Named Balarat from an Australian term meaning "good camping ground," the land was given to the Denver schools by an anonymous donor in 1968, under the condition that improvements be made but that the ecological systems be preserved.
This ecology is the focus for the fifth-graders from Traylor Elementary School. They listen to the frogs in the pond, learn that sedum can be a survival food, and discover that the bark of a ponderosa pine smells like vanilla when the sap is running. However, this "classroom" can adapt just as well to a seventh-grade art class or a high school group studying geology. Pupils from preschool through 12th grade use it.
A Balarat teacher, Alice Sato, gathers the fifth-graders around her, then divides them into three teams: one to go with her, one to go with their teacher, Dick Bradley, and one to go with Kurt Hopkins, a high school senior who assists them as part of a Balarat eco-seminar course he is taking. Mrs. Sato's team names themselves the "Aberts," after the tassel-eared Western squirrels.
Walking on paths marked by logs half buried in the ground, the teams follow their leaders. They stop to look at the meandering gopher tunnels, clearly visible when the snow has melted. Mrs. Sato points out a fallen hollow log that is "an apartment house" and "a supermarket" for the inhabiting ants and other insects.
"This is a lot better than junk food," observes one wise fifth-grader, as they sample wild onions and other plants that could be used for survival in the wilderness.
"Every inch of the way there is something to enjoy!" Mrs.
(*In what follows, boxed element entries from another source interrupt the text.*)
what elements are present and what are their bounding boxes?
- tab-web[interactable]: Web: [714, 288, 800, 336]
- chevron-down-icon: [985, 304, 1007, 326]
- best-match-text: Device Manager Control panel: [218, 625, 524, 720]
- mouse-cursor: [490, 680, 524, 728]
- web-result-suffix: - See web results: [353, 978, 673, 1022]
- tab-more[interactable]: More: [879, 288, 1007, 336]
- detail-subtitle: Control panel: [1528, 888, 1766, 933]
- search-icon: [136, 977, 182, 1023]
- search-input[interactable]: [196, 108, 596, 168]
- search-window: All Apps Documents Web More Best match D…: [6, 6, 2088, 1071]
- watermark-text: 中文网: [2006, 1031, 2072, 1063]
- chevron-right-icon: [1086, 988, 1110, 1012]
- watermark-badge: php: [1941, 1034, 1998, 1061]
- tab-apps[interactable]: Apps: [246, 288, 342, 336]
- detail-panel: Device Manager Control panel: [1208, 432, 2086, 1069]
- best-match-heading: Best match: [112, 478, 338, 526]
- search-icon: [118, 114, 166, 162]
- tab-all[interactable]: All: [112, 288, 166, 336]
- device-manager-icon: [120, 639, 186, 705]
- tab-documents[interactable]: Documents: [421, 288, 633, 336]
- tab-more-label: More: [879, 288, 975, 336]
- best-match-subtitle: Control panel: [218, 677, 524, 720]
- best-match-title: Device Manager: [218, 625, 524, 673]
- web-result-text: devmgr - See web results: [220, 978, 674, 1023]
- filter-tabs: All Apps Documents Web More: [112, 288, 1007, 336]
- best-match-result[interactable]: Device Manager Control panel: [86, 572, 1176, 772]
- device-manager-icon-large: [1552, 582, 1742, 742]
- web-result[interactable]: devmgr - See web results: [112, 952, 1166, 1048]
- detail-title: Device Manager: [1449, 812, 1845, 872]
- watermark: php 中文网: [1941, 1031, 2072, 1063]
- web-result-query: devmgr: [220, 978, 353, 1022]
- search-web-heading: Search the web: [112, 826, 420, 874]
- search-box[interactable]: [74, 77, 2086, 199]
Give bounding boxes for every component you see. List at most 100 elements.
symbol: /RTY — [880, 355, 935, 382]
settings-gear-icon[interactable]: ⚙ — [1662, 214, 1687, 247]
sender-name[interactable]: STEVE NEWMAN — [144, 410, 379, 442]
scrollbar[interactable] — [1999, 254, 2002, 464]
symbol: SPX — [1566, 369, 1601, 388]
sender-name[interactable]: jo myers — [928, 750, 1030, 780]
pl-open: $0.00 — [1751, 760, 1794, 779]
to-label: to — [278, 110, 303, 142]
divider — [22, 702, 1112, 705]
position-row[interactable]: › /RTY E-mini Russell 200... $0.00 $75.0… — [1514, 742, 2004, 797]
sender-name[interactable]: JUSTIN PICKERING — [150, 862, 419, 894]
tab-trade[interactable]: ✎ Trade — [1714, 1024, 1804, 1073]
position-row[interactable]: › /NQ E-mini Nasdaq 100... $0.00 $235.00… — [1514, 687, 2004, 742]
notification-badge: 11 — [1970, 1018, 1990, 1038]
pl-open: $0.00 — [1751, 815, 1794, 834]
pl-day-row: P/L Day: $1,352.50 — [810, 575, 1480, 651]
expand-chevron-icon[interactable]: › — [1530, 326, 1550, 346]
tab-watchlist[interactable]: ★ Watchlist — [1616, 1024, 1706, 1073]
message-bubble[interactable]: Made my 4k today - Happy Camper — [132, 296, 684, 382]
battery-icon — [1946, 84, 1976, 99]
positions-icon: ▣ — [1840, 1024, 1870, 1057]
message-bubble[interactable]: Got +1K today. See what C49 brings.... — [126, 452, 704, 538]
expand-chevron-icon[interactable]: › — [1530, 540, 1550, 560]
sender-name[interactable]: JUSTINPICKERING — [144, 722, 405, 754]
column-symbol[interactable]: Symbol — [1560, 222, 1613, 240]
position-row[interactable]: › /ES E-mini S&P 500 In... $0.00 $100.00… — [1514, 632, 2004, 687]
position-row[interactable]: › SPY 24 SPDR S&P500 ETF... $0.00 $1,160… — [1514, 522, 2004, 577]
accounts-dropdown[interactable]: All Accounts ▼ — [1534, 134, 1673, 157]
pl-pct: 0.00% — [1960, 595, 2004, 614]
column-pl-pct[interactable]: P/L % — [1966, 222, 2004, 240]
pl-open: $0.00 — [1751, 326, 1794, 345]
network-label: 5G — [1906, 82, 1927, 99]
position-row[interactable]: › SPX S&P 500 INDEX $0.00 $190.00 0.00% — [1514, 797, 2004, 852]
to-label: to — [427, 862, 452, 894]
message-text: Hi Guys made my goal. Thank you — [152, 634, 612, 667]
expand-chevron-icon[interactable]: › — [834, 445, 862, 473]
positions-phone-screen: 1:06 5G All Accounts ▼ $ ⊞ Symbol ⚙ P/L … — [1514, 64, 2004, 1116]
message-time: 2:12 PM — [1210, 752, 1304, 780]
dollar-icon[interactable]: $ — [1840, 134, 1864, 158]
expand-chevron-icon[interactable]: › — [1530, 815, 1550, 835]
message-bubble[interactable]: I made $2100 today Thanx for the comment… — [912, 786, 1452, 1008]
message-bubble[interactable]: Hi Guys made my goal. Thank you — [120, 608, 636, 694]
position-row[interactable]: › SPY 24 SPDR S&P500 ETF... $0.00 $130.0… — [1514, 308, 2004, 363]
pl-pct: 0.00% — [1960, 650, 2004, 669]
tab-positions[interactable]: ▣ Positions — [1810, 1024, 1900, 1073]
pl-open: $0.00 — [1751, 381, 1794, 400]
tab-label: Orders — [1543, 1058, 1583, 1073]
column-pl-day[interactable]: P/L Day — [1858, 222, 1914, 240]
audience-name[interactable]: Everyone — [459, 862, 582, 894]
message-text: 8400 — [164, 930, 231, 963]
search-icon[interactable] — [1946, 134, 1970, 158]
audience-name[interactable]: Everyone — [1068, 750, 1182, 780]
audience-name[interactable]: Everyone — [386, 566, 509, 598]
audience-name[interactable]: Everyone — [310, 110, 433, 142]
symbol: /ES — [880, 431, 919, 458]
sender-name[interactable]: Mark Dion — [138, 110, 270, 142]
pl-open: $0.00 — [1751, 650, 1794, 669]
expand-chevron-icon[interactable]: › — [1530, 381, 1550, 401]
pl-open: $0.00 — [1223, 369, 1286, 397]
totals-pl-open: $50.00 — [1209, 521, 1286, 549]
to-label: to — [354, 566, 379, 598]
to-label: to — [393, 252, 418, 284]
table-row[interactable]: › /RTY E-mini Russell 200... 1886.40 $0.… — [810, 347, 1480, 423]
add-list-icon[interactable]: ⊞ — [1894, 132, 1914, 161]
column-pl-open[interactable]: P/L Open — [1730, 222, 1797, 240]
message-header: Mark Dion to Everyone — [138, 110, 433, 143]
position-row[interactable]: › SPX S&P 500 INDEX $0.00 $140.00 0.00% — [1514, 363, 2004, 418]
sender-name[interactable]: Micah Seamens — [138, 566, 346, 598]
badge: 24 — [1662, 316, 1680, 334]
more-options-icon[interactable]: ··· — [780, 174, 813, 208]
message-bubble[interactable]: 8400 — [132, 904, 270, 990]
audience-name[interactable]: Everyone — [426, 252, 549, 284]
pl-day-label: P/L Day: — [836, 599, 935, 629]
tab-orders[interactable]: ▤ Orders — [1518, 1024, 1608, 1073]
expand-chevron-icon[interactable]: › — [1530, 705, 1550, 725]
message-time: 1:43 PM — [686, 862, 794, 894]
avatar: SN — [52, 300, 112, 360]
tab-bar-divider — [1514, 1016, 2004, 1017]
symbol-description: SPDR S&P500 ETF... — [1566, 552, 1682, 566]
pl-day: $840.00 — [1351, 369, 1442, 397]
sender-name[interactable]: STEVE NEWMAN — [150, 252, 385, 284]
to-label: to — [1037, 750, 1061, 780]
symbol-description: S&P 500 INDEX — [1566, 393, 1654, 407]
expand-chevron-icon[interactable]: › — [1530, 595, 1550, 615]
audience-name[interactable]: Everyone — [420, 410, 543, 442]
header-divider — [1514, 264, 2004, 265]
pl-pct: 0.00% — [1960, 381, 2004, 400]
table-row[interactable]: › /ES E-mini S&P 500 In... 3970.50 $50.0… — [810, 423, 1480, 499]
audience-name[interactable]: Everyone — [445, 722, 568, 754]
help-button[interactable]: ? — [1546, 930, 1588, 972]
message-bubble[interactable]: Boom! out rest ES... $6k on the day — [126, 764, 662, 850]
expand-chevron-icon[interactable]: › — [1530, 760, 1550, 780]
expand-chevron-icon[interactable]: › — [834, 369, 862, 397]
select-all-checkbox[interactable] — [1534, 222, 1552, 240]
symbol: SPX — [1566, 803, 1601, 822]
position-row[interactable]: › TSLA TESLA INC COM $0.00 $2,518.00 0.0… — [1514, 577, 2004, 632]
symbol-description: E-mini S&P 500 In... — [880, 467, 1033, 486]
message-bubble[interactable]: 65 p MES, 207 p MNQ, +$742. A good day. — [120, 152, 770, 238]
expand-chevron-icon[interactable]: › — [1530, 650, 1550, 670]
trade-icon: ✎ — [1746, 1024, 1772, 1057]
Sato exclaims. Although she teaches at Balarat five days a week, she finds that each time she leads a group the "classroom" is a little bit different. One student points out a plant the teacher identifies as "grandfather's beard." Another time the group gathers around a rock that shelters a miniature fern -- a rarity in this arid climate. Then they all touch the trunk of an Aspen tree to feel the white "powder" on its bark.
"Children are wonderful -- so spontaneous. They notice and think about what they see," says Mrs. Sato appreciatively. One of five full-time Balarat teachers, she has been with the program since its inception and helped plan Balarat as an education center. Previously she had had experience both as a biology and elementary schoolteacher.
When it is time to eat the sack lunches each pupil has in a backpack, Mrs. Sato pauses. "What does fragile mean?" she asks. "It means don't be rough with it," a fifth-grader answers. Only after they learn that they must be careful with fragile nature -- so that one careless kick of their hiking boots does not trample hundreds of tiny plants -- are the children allowed onto the hillside.